How Not to Get in a Car Crash

One of the most sobering of modern statistics is the number of car accidents recorded every year. The actual number that occur remains unknown, because many minor accidents go unrecorded; however, it’s known that a disabling car crash occurs approximately once every 14 seconds. That's four times a minute. A fatal car crash happens about once every 12 minutes, making the death toll five an hour.

Car wrecks are one of the prices we pay for technological advancement and convenience. That does not mean, however, that you and yours have to become a statistic in the actuarial tables.
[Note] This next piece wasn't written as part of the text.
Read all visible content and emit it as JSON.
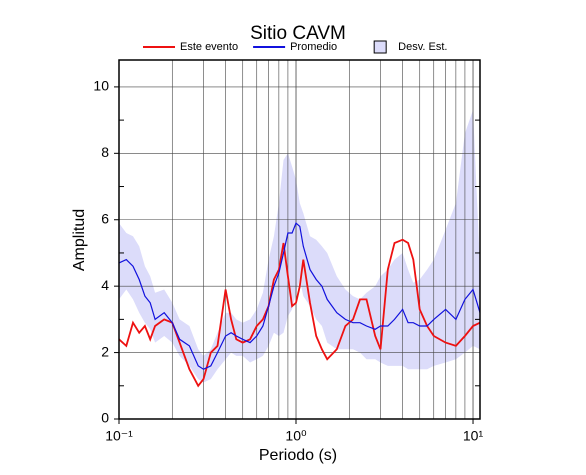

While you can't control for all the millions of other people you share the road with, there are certain things you can do to protect yourself and the ones you love from getting in a car crash in the first place.

First, the car...

Short of giving up cars altogether, the best thing you can do to avoid a car crash is to make sure you're driving a decent, well-maintained vehicle. The safest automobiles are those with low profiles and stable centers of gravity -- a Volvo wagon is an excellent choice, particularly if you have a family. Sturdy cars with large crumple zones also top the list. SUVs are right out. While you may think their sheer size will protect you, the fact is that SUVs are prone to rollovers, and rollovers are among the most dangerous and fatal kinds of car crashes.
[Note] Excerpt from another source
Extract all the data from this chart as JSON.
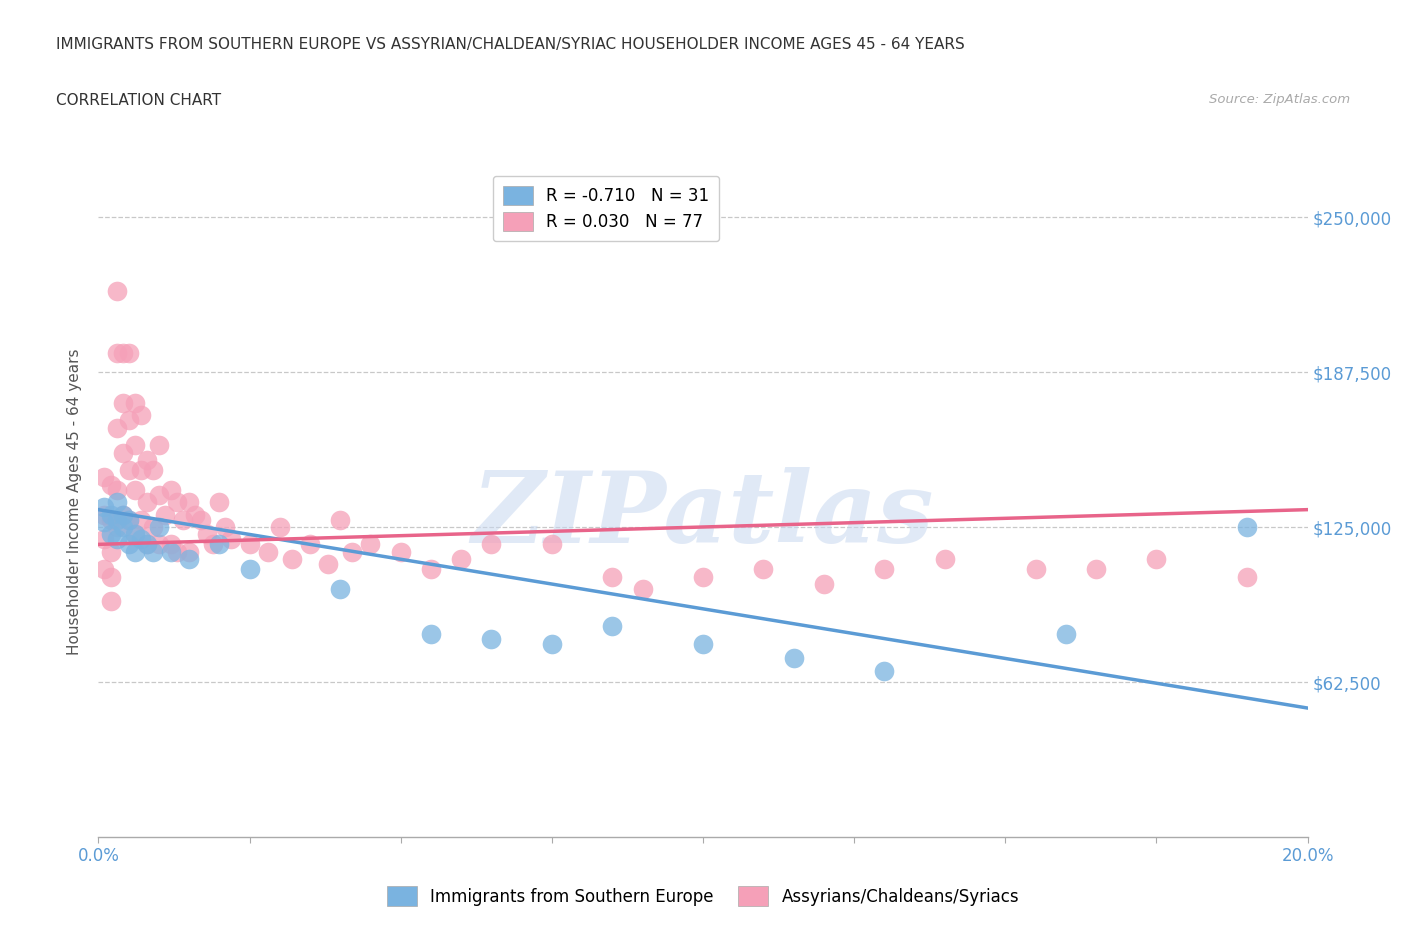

There are things you can do to make any car safer. Purchase high-quality all-weather tires, and keep them inflated to the manufacturer's recommended levels. In addition, get your car tuned up and inspected on a regular basis, so that it remains mechanically sound; some car crashes are the result of mechanical failures rather than human error.

...and then you

The bare reality is that a significant number of car accidents are the result of human error -- or human stupidity. The best way you can keep from getting in a car crash is to take care of yourself and learn how to drive well, so that you can handle both your own driving and others'. Never, never, never drive when impaired in any way -- either by illness, lack of sleep, or over-indulgence. On the other end of the spectrum, try not to overreact to stimuli. It won't help you any if you swerve to avoid a chipmunk on the side of the road and plow into a semi.

It's always a good idea to learn to drive carefully and defensively, and remain vigilant whenever you're driving. Take a driver's education class if you have to; they may be boring, but they're useful. A lot of staying safe on the road is making sure you can react instantly to any of a hundred different situations, from inexperienced and/or stupid drivers to natural occurrences. Much of this comes naturally once you begin to drive defensively. Not only do you have to be cognizant of what all those other idiots out there are doing, but you also have to know how to react in bad weather or when you hit a patch of oil on the road. There's only one you, and if you can keep yourself and anyone else from being injured in a car crash, you'll that realize the day you spent in driver's ed just might have been the most valuable day of your life.